- Born: February 28, 1907 Texas, US
- Died: January 28, 1973 (aged 65) Oklahoma City, Oklahoma, US
- Known for: Expert One Pocket billiards player

= Hayden Lingo =

American billiards enthusiast

Hayden W. Lingo (1907–1973), often cited as "the man who invented the billiards game of One Pocket", was a prominent early proponent of the game, and a top player in the United States in the 1940s through the 1960s. His rules are said to be those adopted as the basis for the rules used in the first Jansco brothers' Johnston City One Pocket Tournament in 1961, and the first published rules for the modern game.

A resident of Oklahoma City, Oklahoma, Lingo travelled widely in pursuit of competition, as far afield as Boston, Massachusetts. Described as well-dressed and soft-spoken, he was said to be an unusually smart player, approaching One Pocket like a studious chess master approaches the game of chess, and a master of ball control, with a superior knowledge of the game.

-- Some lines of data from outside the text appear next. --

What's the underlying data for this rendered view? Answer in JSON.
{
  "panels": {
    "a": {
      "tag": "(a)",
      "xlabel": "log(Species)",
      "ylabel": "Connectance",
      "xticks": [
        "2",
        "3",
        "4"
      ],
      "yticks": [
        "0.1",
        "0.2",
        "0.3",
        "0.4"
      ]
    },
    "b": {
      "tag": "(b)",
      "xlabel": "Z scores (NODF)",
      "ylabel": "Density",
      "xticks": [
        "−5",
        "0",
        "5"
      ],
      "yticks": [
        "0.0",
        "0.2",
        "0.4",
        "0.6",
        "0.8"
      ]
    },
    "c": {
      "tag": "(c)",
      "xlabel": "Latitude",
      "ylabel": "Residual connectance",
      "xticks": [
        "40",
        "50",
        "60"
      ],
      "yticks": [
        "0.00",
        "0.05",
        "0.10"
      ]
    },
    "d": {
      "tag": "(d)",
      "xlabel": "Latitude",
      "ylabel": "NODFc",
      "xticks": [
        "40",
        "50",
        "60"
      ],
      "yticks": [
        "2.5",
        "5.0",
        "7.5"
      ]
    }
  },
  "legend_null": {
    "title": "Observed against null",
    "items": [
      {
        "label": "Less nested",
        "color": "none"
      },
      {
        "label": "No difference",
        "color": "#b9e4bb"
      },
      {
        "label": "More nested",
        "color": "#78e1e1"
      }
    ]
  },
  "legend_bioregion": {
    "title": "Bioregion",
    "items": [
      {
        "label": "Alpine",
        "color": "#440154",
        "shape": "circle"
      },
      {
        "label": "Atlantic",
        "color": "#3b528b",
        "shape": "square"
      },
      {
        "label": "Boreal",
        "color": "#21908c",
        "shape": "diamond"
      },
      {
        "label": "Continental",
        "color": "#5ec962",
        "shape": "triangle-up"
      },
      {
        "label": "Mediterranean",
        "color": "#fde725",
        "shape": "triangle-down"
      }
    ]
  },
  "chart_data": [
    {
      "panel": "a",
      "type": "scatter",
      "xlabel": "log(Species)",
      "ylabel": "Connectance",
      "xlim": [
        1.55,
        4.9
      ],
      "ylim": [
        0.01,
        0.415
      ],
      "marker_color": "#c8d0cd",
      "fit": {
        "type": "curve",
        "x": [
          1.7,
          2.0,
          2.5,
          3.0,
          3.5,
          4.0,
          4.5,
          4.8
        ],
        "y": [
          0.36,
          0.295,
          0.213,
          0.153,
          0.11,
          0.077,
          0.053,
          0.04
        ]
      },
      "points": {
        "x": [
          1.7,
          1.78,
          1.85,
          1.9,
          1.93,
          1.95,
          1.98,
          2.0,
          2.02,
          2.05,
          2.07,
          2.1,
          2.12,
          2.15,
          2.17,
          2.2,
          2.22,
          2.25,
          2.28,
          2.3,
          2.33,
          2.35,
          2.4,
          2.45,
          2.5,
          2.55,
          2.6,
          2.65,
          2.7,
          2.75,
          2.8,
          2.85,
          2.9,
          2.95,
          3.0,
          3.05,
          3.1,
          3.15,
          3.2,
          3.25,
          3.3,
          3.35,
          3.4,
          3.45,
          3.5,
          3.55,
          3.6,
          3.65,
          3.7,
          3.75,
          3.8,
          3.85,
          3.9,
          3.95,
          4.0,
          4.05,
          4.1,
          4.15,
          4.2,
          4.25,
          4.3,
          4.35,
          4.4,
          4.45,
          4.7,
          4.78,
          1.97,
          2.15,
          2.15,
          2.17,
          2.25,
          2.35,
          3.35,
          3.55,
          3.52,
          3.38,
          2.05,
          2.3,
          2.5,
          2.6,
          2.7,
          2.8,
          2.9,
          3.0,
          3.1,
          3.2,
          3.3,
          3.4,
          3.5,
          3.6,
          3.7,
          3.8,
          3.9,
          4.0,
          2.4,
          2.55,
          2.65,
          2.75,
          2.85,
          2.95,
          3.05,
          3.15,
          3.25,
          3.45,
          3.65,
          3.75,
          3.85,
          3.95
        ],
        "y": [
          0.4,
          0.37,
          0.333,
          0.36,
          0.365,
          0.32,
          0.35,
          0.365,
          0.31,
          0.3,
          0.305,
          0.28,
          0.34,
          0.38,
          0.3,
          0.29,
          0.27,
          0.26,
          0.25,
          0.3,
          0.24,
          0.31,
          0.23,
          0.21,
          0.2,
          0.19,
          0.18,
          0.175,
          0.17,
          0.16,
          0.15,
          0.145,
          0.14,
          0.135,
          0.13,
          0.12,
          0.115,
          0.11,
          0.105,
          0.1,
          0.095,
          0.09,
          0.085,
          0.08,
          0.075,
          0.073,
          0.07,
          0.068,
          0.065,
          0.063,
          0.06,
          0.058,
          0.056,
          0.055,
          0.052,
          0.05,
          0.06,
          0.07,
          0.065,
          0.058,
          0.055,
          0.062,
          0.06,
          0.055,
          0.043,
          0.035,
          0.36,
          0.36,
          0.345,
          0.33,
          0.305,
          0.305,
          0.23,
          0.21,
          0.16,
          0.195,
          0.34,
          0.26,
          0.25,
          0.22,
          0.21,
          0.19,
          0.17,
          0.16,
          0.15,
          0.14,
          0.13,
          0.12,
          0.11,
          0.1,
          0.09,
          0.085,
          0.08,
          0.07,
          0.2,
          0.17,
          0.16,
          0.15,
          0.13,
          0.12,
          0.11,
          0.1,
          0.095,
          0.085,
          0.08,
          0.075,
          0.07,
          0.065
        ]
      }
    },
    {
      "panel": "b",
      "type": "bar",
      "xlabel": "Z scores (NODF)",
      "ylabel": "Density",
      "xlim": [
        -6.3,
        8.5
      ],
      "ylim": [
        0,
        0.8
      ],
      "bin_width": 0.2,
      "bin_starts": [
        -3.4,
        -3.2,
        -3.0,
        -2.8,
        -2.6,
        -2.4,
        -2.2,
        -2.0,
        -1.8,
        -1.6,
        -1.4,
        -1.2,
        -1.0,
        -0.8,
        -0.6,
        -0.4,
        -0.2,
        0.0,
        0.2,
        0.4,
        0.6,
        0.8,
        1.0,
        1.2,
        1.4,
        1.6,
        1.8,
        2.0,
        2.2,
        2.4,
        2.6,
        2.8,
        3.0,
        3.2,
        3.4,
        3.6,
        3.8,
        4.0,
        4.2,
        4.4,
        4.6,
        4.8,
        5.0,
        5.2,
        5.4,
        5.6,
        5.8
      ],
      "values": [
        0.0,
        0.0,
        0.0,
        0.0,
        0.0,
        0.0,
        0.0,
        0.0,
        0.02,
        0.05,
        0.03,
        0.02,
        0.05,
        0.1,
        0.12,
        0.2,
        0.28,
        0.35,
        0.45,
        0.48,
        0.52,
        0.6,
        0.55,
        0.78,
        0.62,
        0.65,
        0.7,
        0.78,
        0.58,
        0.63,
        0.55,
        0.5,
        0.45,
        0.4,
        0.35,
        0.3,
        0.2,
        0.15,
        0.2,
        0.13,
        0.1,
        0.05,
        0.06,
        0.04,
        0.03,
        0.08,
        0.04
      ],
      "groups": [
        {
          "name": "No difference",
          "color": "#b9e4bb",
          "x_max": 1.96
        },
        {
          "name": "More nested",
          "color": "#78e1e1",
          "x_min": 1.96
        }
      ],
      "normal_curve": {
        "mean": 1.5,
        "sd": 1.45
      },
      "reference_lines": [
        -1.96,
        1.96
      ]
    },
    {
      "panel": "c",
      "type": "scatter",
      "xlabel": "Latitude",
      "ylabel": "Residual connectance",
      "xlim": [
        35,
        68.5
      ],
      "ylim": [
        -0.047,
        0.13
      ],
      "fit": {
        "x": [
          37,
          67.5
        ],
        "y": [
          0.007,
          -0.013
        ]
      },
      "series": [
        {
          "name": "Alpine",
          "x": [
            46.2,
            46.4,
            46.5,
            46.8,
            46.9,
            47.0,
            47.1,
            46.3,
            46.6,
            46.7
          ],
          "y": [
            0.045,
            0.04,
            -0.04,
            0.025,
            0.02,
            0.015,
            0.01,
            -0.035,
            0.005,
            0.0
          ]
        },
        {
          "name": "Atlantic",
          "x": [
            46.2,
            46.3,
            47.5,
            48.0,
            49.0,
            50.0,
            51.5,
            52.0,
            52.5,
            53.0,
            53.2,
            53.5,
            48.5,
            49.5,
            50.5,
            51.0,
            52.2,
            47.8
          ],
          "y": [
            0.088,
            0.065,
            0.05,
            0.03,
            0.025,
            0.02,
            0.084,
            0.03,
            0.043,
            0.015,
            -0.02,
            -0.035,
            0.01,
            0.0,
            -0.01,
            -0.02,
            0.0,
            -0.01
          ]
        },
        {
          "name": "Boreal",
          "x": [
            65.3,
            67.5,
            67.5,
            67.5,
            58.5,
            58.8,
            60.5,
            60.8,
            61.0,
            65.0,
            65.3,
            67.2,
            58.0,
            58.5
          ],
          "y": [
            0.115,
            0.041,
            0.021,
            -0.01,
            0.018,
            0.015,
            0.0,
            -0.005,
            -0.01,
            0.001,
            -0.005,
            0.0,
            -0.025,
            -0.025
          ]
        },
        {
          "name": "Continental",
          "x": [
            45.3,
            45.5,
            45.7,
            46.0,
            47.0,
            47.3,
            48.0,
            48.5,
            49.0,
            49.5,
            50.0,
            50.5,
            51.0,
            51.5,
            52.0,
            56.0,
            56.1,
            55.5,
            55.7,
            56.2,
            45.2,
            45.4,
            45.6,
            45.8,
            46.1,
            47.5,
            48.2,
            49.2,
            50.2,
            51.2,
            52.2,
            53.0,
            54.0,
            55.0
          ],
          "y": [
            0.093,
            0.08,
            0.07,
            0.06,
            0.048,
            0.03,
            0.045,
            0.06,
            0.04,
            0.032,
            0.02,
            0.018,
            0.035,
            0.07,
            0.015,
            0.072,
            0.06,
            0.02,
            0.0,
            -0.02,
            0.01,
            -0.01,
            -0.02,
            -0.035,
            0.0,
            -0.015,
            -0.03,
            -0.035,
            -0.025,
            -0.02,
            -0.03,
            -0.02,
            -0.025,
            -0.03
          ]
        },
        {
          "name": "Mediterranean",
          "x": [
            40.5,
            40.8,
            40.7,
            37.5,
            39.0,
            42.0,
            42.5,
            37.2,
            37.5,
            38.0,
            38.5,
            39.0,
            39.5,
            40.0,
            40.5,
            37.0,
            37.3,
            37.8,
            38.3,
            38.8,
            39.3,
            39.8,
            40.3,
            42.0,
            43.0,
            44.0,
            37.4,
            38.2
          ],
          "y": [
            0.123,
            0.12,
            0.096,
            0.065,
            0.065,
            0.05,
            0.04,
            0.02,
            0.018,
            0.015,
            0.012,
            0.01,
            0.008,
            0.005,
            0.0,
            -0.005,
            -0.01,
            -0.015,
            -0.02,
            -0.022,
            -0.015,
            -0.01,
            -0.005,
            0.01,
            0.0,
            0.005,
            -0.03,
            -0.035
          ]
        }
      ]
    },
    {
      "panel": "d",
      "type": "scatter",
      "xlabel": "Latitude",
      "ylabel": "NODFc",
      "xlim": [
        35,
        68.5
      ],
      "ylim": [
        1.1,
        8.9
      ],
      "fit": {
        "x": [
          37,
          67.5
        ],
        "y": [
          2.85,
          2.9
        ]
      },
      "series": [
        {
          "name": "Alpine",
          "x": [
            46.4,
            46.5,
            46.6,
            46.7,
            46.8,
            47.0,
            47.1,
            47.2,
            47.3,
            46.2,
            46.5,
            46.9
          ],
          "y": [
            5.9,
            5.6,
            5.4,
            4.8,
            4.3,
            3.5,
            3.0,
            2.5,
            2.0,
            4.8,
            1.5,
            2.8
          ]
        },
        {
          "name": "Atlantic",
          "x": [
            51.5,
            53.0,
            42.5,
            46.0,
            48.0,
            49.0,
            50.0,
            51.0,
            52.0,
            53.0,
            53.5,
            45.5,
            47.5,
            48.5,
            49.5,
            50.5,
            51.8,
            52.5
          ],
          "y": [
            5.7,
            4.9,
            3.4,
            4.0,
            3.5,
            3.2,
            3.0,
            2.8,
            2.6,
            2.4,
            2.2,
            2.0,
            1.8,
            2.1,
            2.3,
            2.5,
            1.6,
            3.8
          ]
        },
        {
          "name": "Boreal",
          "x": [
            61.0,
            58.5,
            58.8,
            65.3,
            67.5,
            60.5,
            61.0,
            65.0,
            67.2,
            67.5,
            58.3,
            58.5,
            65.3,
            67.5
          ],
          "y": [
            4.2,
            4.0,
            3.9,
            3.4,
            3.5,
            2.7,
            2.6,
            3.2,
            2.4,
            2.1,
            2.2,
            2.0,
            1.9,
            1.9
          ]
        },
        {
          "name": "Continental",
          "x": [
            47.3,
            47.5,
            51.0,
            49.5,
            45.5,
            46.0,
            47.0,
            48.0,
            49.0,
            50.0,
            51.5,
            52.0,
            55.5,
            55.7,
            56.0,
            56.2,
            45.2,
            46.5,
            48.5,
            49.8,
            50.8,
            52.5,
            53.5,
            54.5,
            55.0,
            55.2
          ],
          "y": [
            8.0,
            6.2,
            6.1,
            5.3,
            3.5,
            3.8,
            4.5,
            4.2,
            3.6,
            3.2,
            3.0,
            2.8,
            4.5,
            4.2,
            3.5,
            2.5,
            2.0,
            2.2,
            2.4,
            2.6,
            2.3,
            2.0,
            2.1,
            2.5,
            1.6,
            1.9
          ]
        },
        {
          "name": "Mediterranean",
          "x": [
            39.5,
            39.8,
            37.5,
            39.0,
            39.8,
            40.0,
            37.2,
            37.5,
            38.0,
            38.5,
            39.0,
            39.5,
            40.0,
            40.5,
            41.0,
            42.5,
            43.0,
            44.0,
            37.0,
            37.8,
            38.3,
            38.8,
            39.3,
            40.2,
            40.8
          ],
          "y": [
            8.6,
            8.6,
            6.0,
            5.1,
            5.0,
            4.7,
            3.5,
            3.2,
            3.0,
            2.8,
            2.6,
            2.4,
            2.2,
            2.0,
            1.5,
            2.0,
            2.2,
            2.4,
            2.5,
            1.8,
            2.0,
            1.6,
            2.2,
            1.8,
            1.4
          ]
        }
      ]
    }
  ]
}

In 1963, Lingo authored a pamphlet about the game of One Pocket that has been preserved in the Library of Congress. He was inducted into the One Pocket Hall of Fame in 2006.

==Personal==
Born on March 28, 1907, in Texas, Lingo was brought by his parents to Oklahoma, where he married Marguerite Crowder on April 9, 1935, in Oklahoma City. He served in the US Army in World War II from April 1942 through October 1945. He died on January 28, 1973, in Oklahoma City, aged 65.